TITLE VI – OTHER POLICIES TO IMPROVE CARE FOR THE CHRONICALLY ILL
Section 601. GAO Study and Report on Improving Medication Synchronization
In April 2012, the Centers for Medicare & Medicaid Services (CMS) finalized a rule requiring daily cost-sharing requirements for Medicare Part D prescription drugs. Beginning in 2014, CMS requires that Part D sponsors establish and apply a daily cost sharing rate whenever a prescription is dispensed by a network pharmacy for less than 30 days’ supply, unless the drug is exempted by regulation. This rule applies regardless of the setting in which the applicable drugs are dispensed. The daily cost- sharing rule does not address how pharmacy dispensing fees are to be negotiated, calculated, or paid and the rule does not require the proration of pharmacy dispensing fees. Individuals with chronic diseases often take multiple prescriptions that are prescribed by different clinicians. Because most prescriptions have a standard length (i.e., 30-days) and are prescribed on different days, the individual is required to pick up prescriptions at various times during the month. Alignment of dispensing could improve medication adherence by individuals living with chronic diseases.
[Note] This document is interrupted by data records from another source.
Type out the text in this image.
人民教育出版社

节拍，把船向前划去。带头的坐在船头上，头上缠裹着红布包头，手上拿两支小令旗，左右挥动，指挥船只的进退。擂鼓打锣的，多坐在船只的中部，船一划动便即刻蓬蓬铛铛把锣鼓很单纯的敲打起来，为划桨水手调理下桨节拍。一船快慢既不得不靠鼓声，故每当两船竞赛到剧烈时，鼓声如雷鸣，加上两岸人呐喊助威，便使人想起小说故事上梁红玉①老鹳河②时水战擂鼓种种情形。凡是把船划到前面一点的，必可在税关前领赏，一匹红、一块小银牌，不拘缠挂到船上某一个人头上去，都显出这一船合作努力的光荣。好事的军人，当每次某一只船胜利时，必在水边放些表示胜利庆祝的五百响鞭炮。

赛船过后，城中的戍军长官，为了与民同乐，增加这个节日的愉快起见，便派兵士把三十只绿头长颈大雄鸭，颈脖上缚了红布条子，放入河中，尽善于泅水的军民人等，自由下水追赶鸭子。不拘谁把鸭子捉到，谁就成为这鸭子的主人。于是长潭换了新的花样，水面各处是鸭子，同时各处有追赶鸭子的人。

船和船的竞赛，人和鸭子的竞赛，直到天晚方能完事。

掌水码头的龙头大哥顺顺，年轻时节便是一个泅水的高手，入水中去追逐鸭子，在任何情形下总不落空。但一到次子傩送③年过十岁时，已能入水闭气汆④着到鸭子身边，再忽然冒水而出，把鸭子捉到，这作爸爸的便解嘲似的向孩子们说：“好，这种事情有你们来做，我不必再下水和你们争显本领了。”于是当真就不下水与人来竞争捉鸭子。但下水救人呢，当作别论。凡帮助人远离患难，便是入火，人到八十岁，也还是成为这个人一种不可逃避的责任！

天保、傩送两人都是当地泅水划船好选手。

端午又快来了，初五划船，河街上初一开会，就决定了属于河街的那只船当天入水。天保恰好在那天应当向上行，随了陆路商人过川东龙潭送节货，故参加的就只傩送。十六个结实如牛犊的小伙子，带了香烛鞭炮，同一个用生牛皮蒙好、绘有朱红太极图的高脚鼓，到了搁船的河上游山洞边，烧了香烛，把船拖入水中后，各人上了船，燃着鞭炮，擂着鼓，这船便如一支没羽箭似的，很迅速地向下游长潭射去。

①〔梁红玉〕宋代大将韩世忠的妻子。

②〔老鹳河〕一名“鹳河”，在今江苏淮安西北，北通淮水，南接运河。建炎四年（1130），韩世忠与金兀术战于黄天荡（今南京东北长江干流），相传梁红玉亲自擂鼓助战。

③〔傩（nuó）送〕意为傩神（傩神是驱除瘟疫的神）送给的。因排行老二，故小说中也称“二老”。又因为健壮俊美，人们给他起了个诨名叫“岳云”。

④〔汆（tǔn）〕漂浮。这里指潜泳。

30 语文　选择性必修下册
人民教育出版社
This section would direct the Government Accountability Office to submit a report to Congress within eighteen months of the date of enactment that would provide information on the prevalence and effectiveness of Medicare and other payer medication synchronization programs. Specifically, GAO would identify common characteristics of programs and assess their impact on medication adherence, patient outcomes, and patient satisfaction. GAO would also assess the extent to which Medicare rules support medication synchronization and whether there are barriers to such programs in Medicare.
Section 602. GAO Study and Report on Impact of Obesity Drugs on Patient Health and Spending
Obesity is a serious problem that is often directly related to or exacerbates chronic
diseases. Prescription drug treatments may be an effective policy intervention, but more information is needed to better understand the impact on quality and overall costs to the Medicare program.
Historically, Medicare Part D has not covered drugs used for weight loss or gain, or for cosmetic purposes. Some Medicare Advantage prescription drug plans (MA-PDs) are permitted to cover these drugs as a supplemental benefit.
This section would direct the Government Accountability Office to submit a report to Congress within eighteen months of the date of enactment that would provide information on the impact of the use of obesity drugs on patient health and spending. Specifically, GAO would look at obesity drug utilization in Medicare and other payer programs, identify physician prescribing attitudes, assess drug adherence, and maintain weight loss. GAO would also identify the impact of obesity drugs on patient health outcomes, on other services furnished, and health spending.